Another great article from you.
Wondering how to apply your solution to my problem

I want to bookmark JSF page from search results always get appended with JSessionId
like:
http://localhost:8080/namsNG/login.faces;jsessionid=6DD6C3BE51CE502B0036E528BDB253FF

And if i copy/paste this url into another browser instance it returns the Homepage instead of actual page

Armen said...

Hello Balusc. Thanks for your articles.
One worst problem for me it is a view expired exception handling, then use jsf/apache myfaces, tomahawk, richfaces, facelets togheter. Is there any solution for this?

Fru said...

Hello Balus,
Very nice code. I will definitely be using it for my application.
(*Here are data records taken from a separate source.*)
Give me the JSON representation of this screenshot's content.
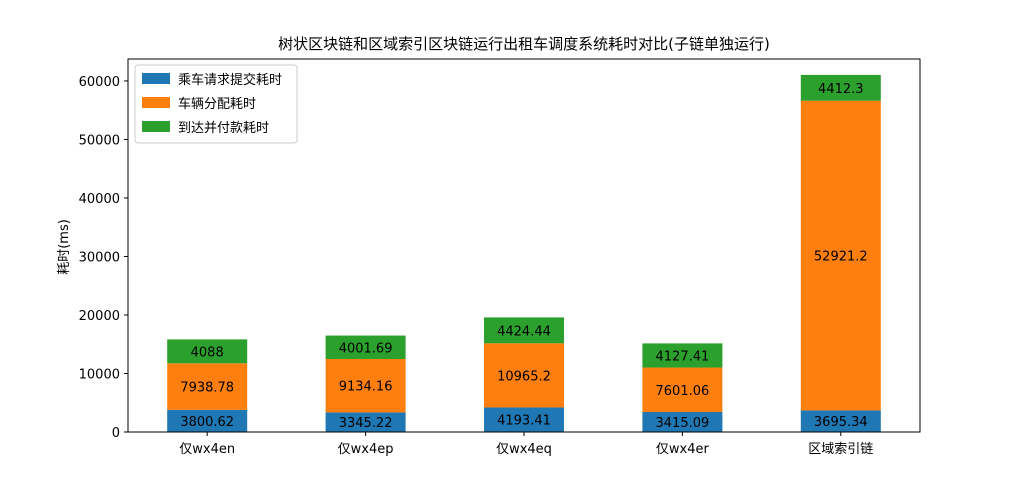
{
  "chart_data": {
    "type": "bar",
    "stacked": true,
    "title": "树状区块链和区域索引区块链运行出租车调度系统耗时对比(子链单独运行)",
    "xlabel": "",
    "ylabel": "耗时(ms)",
    "ylim": [
      0,
      63750
    ],
    "yticks": [
      0,
      10000,
      20000,
      30000,
      40000,
      50000,
      60000
    ],
    "grid": false,
    "legend_position": "top-left",
    "categories": [
      "仅wx4en",
      "仅wx4ep",
      "仅wx4eq",
      "仅wx4er",
      "区域索引链"
    ],
    "series": [
      {
        "name": "乘车请求提交耗时",
        "color": "#1f77b4",
        "values": [
          3800.62,
          3345.22,
          4193.41,
          3415.09,
          3695.34
        ]
      },
      {
        "name": "车辆分配耗时",
        "color": "#ff7f0e",
        "values": [
          7938.78,
          9134.16,
          10965.2,
          7601.06,
          52921.2
        ]
      },
      {
        "name": "到达并付款耗时",
        "color": "#2ca02c",
        "values": [
          4088,
          4001.69,
          4424.44,
          4127.41,
          4412.3
        ]
      }
    ],
    "data_labels": [
      [
        "3800.62",
        "3345.22",
        "4193.41",
        "3415.09",
        "3695.34"
      ],
      [
        "7938.78",
        "9134.16",
        "10965.2",
        "7601.06",
        "52921.2"
      ],
      [
        "4088",
        "4001.69",
        "4424.44",
        "4127.41",
        "4412.3"
      ]
    ]
  }
}
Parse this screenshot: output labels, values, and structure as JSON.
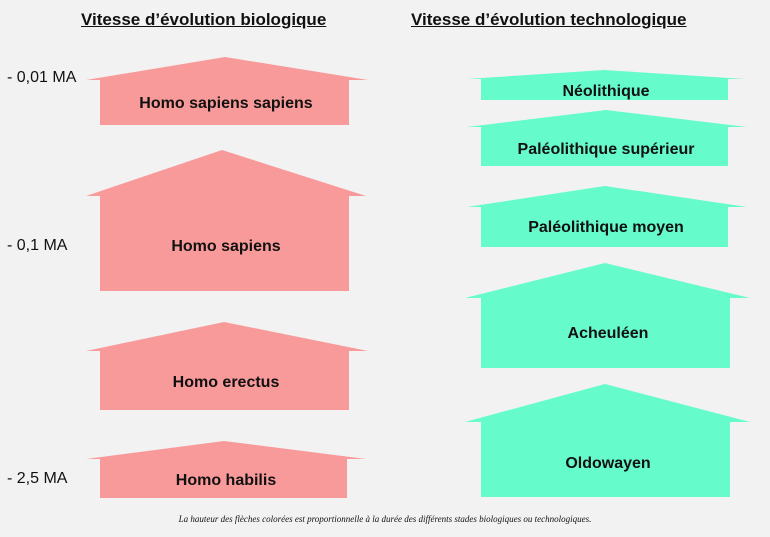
{
  "titles": {
    "biological": "Vitesse d’évolution biologique",
    "technological": "Vitesse d’évolution technologique"
  },
  "time_axis": {
    "ticks": [
      "- 0,01 MA",
      "- 0,1 MA",
      "- 2,5 MA"
    ]
  },
  "biological_stages": [
    {
      "label": "Homo sapiens sapiens"
    },
    {
      "label": "Homo sapiens"
    },
    {
      "label": "Homo erectus"
    },
    {
      "label": "Homo habilis"
    }
  ],
  "technological_stages": [
    {
      "label": "Néolithique"
    },
    {
      "label": "Paléolithique supérieur"
    },
    {
      "label": "Paléolithique moyen"
    },
    {
      "label": "Acheuléen"
    },
    {
      "label": "Oldowayen"
    }
  ],
  "colors": {
    "biological_fill": "#f99a9a",
    "technological_fill": "#66fbcb",
    "background": "#f2f2f2"
  },
  "caption": "La hauteur des flèches colorées est proportionnelle à la durée des différents stades biologiques ou technologiques."
}
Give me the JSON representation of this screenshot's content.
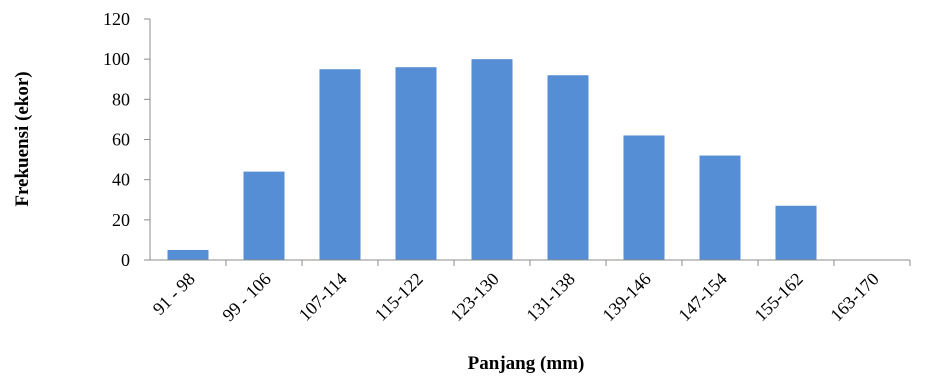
{
  "chart_data": {
    "type": "bar",
    "title": "",
    "xlabel": "Panjang (mm)",
    "ylabel": "Frekuensi (ekor)",
    "categories": [
      "91 - 98",
      "99 - 106",
      "107-114",
      "115-122",
      "123-130",
      "131-138",
      "139-146",
      "147-154",
      "155-162",
      "163-170"
    ],
    "values": [
      5,
      44,
      95,
      96,
      100,
      92,
      62,
      52,
      27,
      0
    ],
    "ylim": [
      0,
      120
    ],
    "yticks": [
      "0",
      "20",
      "40",
      "60",
      "80",
      "100",
      "120"
    ],
    "grid": false,
    "legend": "none",
    "bar_color": "#558ED5"
  }
}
I however have one other very big problem and was wondering if you could be of any help. To the problem.

I am developing an application which has a phaselistener to check if a user is already logged in. If the user is not loggedIn then I want to redirect him to the loggin page using for example:

facesContext.getExternalContext().redirect(facesContext.getExternalContext().getRequestContextPath() + "/login.em?currentUrl=" + currentUrl);

My idea is to carry the Servletpath along such that after successful login I can direct the user to the page he was originally on.

redirecting to the login page functions very well for me. My difficultiy is to read the currentUrl from the LoginForm bean. I always seem to be getting null for the currentUrl, even though it could be seen on the url of the login page as a parameter(after redirecting). I will grateful if you could give me some tipps on this issue.